Some things, you hear on the teevee, and right away, your heart sinks, because you know you'll never be able to unhear them. Like today! On Hardball! With Pat Buchanan. Yeesh.
Basically, host Chris Matthews was having a debate on the torture doctrine with Buchanan and Jonathan Turley, when Buchanan trotted out an idea that I hadn't ever heard before, probably because it's insane, maybe!
BUCHANAN: It is not a moral evil. You got a right to kill people. You got a right to kill people. Is waterboarding Sheikh Khalid Mohammed is a worse thing than dropping two atomic bombs on people and burning 120,000 people to death? Sending 40,000 more to death by radiation. To convince the Japanese cabinet to change its mind? What was worse?

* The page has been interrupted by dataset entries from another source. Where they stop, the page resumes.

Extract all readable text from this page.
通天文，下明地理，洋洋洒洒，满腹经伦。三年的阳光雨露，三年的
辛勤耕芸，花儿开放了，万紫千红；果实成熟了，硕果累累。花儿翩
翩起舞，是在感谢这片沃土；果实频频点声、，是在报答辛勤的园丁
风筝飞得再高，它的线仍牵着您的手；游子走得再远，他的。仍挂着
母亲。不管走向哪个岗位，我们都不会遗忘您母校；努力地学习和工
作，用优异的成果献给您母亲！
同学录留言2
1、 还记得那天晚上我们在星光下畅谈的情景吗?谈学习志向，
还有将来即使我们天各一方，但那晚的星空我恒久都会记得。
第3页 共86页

To debate which of these incidents was "worse" is beside the point. I think that both, obviously, have a degree of awfulness to them. But there are important distinctions between the two, the important one being that the people who made the decision to drop the A-Bomb assumed the moral weight of their decision. They didn't follow up their decision with denials, or pretense. They didn't hide what they'd done in documents that came to light years later. There's no need to "investigate" what happened. No one had to have their hands forced, to explain what had been done. And no one has escaped the dread of atomic weapons being used again.
More to the point, I don't think that any of the people who made that decision to drop the bomb on Japan did so with the thought that one of the net benefits would be that the dimensions of acceptable atrocity would be expanded. If the A-bomb makes waterboarding a detainee okay, it surely makes waterboarding an American okay. It surely makes slaughtering hundreds of thousands of Tutsis, with machetes, okay. It surely makes taking 52 American diplomats hostage in Iran for 444 days okay.